А вон там, позади, в часе езды отсюда, лежит арабское селение, которое мы проезжали; дома похожи на каменные ящики из-под галантереи, и здесь нахо­дится гробница Ноя (того самого, что построил ков­чег). Над этими древними горами и долами некогда носился ковчег, на котором приютилось все, что уцеле­ло от исчезнувшего мира.

Я не приношу извинений за то, что позволил себе сообщить эти подробности. Кое-кому из моих читате­лей они безусловно неведомы.

Гробница Ноя каменная, и над нею возведено длин­ное каменное здание. Бакшиш отворил нам двери. Здание не могло быть короче, ибо гробница высоко­чтимого древнего мореплавателя занимает в длину целых двести десять футов! Правда, высота ее всего фута четыре. Должно быть, Ной отбрасывал такую же узкую и длинную тень, как громоотвод. Лишь чре­звычайно недоверчивые люди могут усомниться в том, что Ной был похоронен именно здесь. Доказательства самые неопровержимые: Сим, сын Ноя, сам присут­ствовал на похоронах и указал на это место своим потомкам, те в свою очередь передали об этом своим потомкам, и прямые потомки этих потомков пред­ставились сегодня нам. Очень приятно было познако­миться с членами столь почтенной семьи. Тут есть чем гордиться. Это почти все равно, что свести знакомство с самим Ноем.

Отныне я всегда буду чувствовать себя причастным к памятному плаванию Ноя.

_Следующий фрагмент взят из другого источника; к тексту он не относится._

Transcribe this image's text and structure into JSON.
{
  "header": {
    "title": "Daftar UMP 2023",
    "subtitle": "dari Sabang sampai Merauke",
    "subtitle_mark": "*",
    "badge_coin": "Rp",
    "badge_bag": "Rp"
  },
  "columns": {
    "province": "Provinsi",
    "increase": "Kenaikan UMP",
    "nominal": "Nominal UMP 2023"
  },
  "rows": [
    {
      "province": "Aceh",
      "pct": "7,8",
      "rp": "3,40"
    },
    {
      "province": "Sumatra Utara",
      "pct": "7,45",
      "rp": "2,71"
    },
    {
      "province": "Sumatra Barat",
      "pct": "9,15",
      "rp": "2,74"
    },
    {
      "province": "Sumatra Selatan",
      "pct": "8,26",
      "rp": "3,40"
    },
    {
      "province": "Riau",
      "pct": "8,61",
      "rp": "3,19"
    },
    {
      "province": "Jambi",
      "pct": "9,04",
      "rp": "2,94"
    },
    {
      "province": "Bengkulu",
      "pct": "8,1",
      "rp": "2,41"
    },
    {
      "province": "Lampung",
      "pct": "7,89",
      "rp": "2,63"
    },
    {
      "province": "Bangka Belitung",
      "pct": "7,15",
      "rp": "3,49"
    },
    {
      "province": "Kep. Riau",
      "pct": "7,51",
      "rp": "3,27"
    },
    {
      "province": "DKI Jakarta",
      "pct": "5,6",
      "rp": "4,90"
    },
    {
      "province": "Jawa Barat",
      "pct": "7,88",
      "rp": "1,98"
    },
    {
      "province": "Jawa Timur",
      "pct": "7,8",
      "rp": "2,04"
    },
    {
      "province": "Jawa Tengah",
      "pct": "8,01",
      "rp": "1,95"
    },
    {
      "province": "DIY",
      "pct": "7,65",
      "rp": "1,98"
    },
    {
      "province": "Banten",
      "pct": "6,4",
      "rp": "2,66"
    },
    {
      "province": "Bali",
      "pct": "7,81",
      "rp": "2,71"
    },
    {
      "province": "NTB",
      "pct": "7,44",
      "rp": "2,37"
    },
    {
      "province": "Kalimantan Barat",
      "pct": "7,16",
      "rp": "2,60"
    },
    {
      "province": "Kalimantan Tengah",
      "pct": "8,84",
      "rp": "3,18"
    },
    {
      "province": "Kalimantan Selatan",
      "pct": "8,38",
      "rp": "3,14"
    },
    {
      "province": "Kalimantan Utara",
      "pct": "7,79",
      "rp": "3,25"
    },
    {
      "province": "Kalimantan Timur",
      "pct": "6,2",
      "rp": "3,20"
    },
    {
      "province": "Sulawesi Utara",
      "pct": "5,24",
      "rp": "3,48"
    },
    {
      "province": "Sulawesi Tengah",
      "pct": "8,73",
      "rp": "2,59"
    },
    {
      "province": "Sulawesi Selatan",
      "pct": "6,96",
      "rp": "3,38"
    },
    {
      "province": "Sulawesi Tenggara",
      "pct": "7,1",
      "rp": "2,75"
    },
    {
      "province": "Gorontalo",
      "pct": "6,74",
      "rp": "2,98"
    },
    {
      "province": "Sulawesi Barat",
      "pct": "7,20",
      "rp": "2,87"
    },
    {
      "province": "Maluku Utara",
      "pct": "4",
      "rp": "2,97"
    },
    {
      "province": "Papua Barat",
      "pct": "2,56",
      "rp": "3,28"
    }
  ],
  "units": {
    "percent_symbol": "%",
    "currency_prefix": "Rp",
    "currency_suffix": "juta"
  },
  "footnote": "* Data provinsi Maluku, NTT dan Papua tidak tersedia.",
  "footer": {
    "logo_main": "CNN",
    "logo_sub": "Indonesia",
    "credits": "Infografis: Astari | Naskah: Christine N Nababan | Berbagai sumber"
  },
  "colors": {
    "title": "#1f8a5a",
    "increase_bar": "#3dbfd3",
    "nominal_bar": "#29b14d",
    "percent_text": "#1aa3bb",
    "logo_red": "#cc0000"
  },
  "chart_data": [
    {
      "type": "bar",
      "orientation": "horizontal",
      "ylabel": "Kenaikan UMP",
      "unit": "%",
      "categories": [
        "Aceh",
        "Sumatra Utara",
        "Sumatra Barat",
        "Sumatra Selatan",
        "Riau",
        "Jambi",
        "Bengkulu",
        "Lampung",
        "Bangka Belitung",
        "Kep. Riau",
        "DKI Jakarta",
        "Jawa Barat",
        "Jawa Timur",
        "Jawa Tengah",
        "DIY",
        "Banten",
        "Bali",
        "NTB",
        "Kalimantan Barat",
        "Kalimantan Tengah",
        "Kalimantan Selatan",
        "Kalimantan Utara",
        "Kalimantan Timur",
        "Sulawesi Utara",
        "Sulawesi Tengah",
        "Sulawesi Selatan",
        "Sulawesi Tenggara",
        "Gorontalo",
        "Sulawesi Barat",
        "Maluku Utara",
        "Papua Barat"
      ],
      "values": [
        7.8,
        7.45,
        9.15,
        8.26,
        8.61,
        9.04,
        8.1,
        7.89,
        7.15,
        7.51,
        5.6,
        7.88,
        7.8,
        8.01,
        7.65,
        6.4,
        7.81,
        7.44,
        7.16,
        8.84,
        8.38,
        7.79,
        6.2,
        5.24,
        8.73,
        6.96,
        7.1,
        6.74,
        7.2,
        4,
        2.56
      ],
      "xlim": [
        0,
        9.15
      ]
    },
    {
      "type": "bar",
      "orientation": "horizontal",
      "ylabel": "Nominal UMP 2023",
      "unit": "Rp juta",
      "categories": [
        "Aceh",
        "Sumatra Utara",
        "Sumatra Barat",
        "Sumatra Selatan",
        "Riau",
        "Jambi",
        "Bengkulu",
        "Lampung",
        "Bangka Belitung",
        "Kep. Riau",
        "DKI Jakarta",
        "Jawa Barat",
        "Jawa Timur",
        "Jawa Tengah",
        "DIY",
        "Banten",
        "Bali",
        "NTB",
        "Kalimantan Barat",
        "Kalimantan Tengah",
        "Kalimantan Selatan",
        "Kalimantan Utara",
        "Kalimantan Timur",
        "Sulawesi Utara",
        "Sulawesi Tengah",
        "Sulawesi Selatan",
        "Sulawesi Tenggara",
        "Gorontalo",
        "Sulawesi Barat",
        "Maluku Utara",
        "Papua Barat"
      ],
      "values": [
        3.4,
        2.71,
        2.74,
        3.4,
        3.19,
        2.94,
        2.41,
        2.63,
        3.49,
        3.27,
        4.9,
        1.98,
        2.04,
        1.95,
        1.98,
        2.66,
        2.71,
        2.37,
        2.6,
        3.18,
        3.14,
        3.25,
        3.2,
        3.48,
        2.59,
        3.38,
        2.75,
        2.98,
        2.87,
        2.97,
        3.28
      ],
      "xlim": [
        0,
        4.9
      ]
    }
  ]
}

Если есть на свете угнетенный народ, так это тот, который изнывает здесь под тиранической властью Оттоманской империи. Очень бы я хотел, чтобы Ев­ропа позволила России слегка потрепать турков, — не сильно, но настолько, чтобы нелегко было отыскать Турцию без помощи водолазов или магов с волшебной палочкой. Сирийцы очень бедны, и все же на них навалено такое бремя налогов, какого не стерпел бы никакой другой народ. В прошлом году налоги были поистине достаточно высоки, но в этом году они еще возросли: сверх обычных жители должны были выпла­тить еще те налоги, которые им простили в прошлые, голодные годы. Да кроме того правительство взимает одну десятую со всех доходов, которые приносит кре­стьянину земля. Но и это еще не все. Паша не утружда­ет себя назначением сборщиков налогов. Он подсчиты­вает, сколько всего ему следует получить с того или иного округа, а потом отдает сбор налогов на откуп. Он созывает богачей, и тот, кто предложит больше всех, тут же отдает ему деньги и получает на откуп весь округ; потом он распродает его рыбешке помель­че, а та в свою очередь распродает его шайке совсем уже мелких разбойников. К тому же эти разбойники заставляют крестьян самих привозить свой жалкий урожай в селение. Там его должны взвесить, отобрать все, что идет в счет различных налогов, а остатки возвратить хозяину. Но сборщики не торопятся, они откладывают окончательный расчет со дня на день, а тем временем семья крестьянина погибает с голоду; и под конец бедняга, который отлично понимает, в чем тут соль, говорит: «Ладно, берите четверть, берите половину, берите хоть две трети, только отпустите меня!» Может ли быть что-нибудь возмутительнее!